Development of a System to Protect Animal Welfare at Livestock Community Sales

Penny Lawlis, Humane Standards Officer, Animal Health and Welfare Branch, Ontario Ministry of Agriculture, Food and Rural Affairs (OMAFRA) and Michael Draper, Ontario Ministry of Agriculture, Food and Rural Affairs (OMAFRA)

The orderly marketing of livestock through livestock community sales is an integral part of the livestock industry in Ontario. Good animal welfare throughout the sale process involves several stakeholders who each have an important role to play. In Ontario, veterinarians and lay inspectors are appointed under provincial legislation (Livestock Community Sales Act (LCSA)) to oversee animal welfare at livestock sales on a daily basis. The LCSA provides protection for animals by requiring that all animals are inspected by lay inspectors and that the lay inspectors identify and segregate compromised animals; appointed veterinarians are then required to examine these segregated animals and determine the best animal welfare outcome (i.e., disposition). Since 2007, OMAFRA has provided appointees with training on animal welfare, captive bolt euthanasia, identifying compromised animals, the use of animal based measures for assessing and communicating about animal welfare as well as providing an overview of the relevant legislation including information on humane transport. In addition, OMAFRA introduced a system for reporting animal welfare incidents which included reporting incidents to the appropriate agency including the OSPCA and the CFIA as well as commodity groups. Veterinarians responded positively to the training and subsequently requested documents to improve decision making around the disposition of animals. Consequently, a comprehensive guide for the disposition of compromised animals was developed. Concurrent with the training and incident reporting, OMAFRA established a system for tracking incident reports and identifying common conditions which resulted in poor welfare outcomes. Data from 2007 to 2011 have been analyzed and information used to inform the development of a revised disposition guide.

Key Learnings:
1. Training is required across stakeholders to effectively improve farm animal welfare outcomes;
2. Veterinarians and others in the livestock industry benefit from the clearly defined standards;
3. Communication between agencies responsible for animal welfare is critical to establishing and maintaining animal welfare standards.


Penny Lawlis

  • Master of Science in Farm Animal Welfare and Behaviour from the University of Guelph, a Bachelor of Arts from the University of Western Ontario and Veterinary Technology Diploma from the Centralia College of Agricultural Technology;
  • Provincial representative on the National Farmed Animal Care Council (NFACC) and member of pig, layer and broiler meat Code Development Committees and on-farm technical animal care assessments committees;
  • Routinely audits handling and stunning at provincial abattoirs and sales barns;
  • Delivers training in animal handling and stunning to several segments of the livestock industry;
  • Professional Animal Auditor Certification Organization (PACCO) certified auditor;
  • Involved in several research projects through the University of Guelph looking at novel on-farm euthanasia techniques for pigs and turkeys as well as animal care assessment;
  • Received a Queen’s Jubilee Award from the Canadian Federation of Humane Societies;
  • Currently on the faculty of the University of Guelph where she teaches a graduate level course on practical animal welfare assessment.

Michael Draper
Mike Draper works as the Livestock Community Sales Coordinator for Animal Health and Welfare Branch of the Ontario Ministry of Agriculture, Food and Rural Affairs. Mike coordinates inspection and regulatory standards for livestock markets in Ontario. In his role he addresses issues related to the transport, movement, disease control and welfare of livestock marketed through livestock auctions in Ontario.

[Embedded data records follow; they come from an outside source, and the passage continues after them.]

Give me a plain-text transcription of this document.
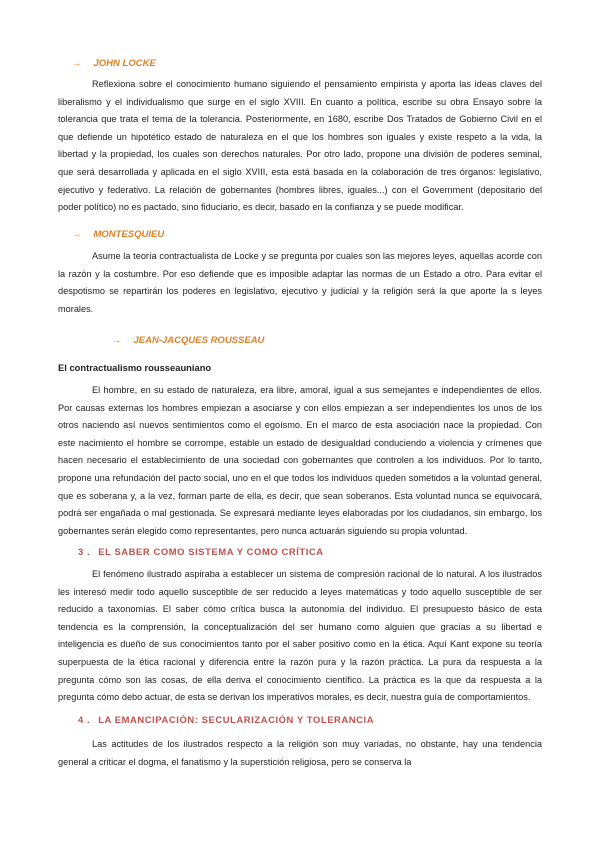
→ JOHN LOCKE

Reflexiona sobre el conocimiento humano siguiendo el pensamiento empirista y aporta las ideas claves del liberalismo y el individualismo que surge en el siglo XVIII. En cuanto a política, escribe su obra Ensayo sobre la tolerancia que trata el tema de la tolerancia. Posteriormente, en 1680, escribe Dos Tratados de Gobierno Civil en el que defiende un hipotético estado de naturaleza en el que los hombres son iguales y existe respeto a la vida, la libertad y la propiedad, los cuales son derechos naturales. Por otro lado, propone una división de poderes seminal, que será desarrollada y aplicada en el siglo XVIII, esta está basada en la colaboración de tres órganos: legislativo, ejecutivo y federativo. La relación de gobernantes (hombres libres, iguales...) con el Government (depositario del poder político) no es pactado, sino fiduciario, es decir, basado en la confianza y se puede modificar.

→ MONTESQUIEU

Asume la teoría contractualista de Locke y se pregunta por cuales son las mejores leyes, aquellas acorde con la razón y la costumbre. Por eso defiende que es imposible adaptar las normas de un Estado a otro. Para evitar el despotismo se repartirán los poderes en legislativo, ejecutivo y judicial y la religión será la que aporte la s leyes morales.

→ JEAN-JACQUES ROUSSEAU
El contractualismo rousseauniano

El hombre, en su estado de naturaleza, era libre, amoral, igual a sus semejantes e independientes de ellos. Por causas externas los hombres empiezan a asociarse y con ellos empiezan a ser independientes los unos de los otros naciendo así nuevos sentimientos como el egoísmo. En el marco de esta asociación nace la propiedad. Con este nacimiento el hombre se corrompe, estable un estado de desigualdad conduciendo a violencia y crímenes que hacen necesario el establecimiento de una sociedad con gobernantes que controlen a los individuos. Por lo tanto, propone una refundación del pacto social, uno en el que todos los individuos queden sometidos a la voluntad general, que es soberana y, a la vez, forman parte de ella, es decir, que sean soberanos. Esta voluntad nunca se equivocará, podrá ser engañada o mal gestionada. Se expresará mediante leyes elaboradas por los ciudadanos, sin embargo, los gobernantes serán elegido como representantes, pero nunca actuarán siguiendo su propia voluntad.

3 . EL SABER COMO SISTEMA Y COMO CRÍTICA

El fenómeno ilustrado aspiraba a establecer un sistema de compresión racional de lo natural. A los ilustrados les interesó medir todo aquello susceptible de ser reducido a leyes matemáticas y todo aquello susceptible de ser reducido a taxonomías. El saber cómo crítica busca la autonomía del individuo. El presupuesto básico de esta tendencia es la comprensión, la conceptualización del ser humano como alguien que gracias a su libertad e inteligencia es dueño de sus conocimientos tanto por el saber positivo como en la ética. Aquí Kant expone su teoría superpuesta de la ética racional y diferencia entre la razón pura y la razón práctica. La pura da respuesta a la pregunta cómo son las cosas, de ella deriva el conocimiento científico. La práctica es la que da respuesta a la pregunta cómo debo actuar, de esta se derivan los imperativos morales, es decir, nuestra guía de comportamientos.

4 . LA EMANCIPACIÓN: SECULARIZACIÓN Y TOLERANCIA

Las actitudes de los ilustrados respecto a la religión son muy variadas, no obstante, hay una tendencia general a criticar el dogma, el fanatismo y la superstición religiosa, pero se conserva la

Mike has been involved in a number of animal welfare projects including development of a disposition guide for veterinarians to use at auctions, euthanasia certification training, the development of the decision trees and the Caring for Compromised Cattle booklet published by Food and Farm Care Ontario. Mike is the provincial enforcement representative on the code development committees for the Code of Practice for the Care and Handling of Sheep and Code of Practice for the Care and Handling of Veal Cattle.